The researchers focused on QEMU, a widely used hypervisor component. By training the processor’s branch prediction structures, a malicious VM can trick QEMU into speculatively executing instructions that leak information. To make the attack more reliable, the team developed methods to clear out cache entries and bypass protections like Address Space Layout Randomization (ASLR).
In practice, they managed to extract information at about 32 bytes per second with near-perfect accuracy. This means that a 4KB encryption key could be stolen in just over two minutes, while the full attack process, including defeating ASLR, took around 13 minutes.
Which systems are impacted
According to the findings, VMScape affects a wide range of AMD processors from the first Zen generation up to Zen 5, as well as Intel’s Coffee Lake CPUs.
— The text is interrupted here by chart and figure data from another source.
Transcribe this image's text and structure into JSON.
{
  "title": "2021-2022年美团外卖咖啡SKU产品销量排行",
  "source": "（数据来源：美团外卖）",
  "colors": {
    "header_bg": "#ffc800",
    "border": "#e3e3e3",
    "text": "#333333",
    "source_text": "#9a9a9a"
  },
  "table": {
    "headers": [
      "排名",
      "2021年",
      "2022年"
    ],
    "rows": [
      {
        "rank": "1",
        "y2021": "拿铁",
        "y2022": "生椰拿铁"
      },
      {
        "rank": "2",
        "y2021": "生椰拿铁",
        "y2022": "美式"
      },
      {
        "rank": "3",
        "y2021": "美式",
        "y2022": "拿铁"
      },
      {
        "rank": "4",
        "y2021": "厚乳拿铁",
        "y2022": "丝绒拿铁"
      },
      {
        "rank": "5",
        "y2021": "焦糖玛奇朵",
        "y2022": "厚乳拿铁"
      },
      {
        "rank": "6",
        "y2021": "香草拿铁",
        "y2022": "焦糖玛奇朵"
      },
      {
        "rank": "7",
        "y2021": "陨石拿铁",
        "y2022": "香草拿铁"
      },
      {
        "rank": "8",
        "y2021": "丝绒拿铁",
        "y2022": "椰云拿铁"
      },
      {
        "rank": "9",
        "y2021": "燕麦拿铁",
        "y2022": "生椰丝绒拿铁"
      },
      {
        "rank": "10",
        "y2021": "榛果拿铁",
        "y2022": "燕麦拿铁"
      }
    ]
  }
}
The latest Intel architectures, such as Raptor Cove and Gracemont, are not vulnerable. Importantly, the attack does not require altering the host system or disabling existing mitigations, making it more concerning for shared environments like public cloud platforms.
The implications for cloud security are clear: if one customer’s virtual machine can read sensitive data from another, it undermines trust in multi-tenant platforms. However, it is important to note that this attack is complex, requires expert-level skills, and demands uninterrupted time to execute. Ordinary users are unlikely to be directly affected.
Next steps
The discovery highlights the ongoing challenge of securing speculative execution in modern CPUs. While vendors are expected to release updates and mitigations, system administrators and cloud providers will need to stay alert and apply patches as they become available. For most users, the best course of action is to ensure their providers are following these security updates.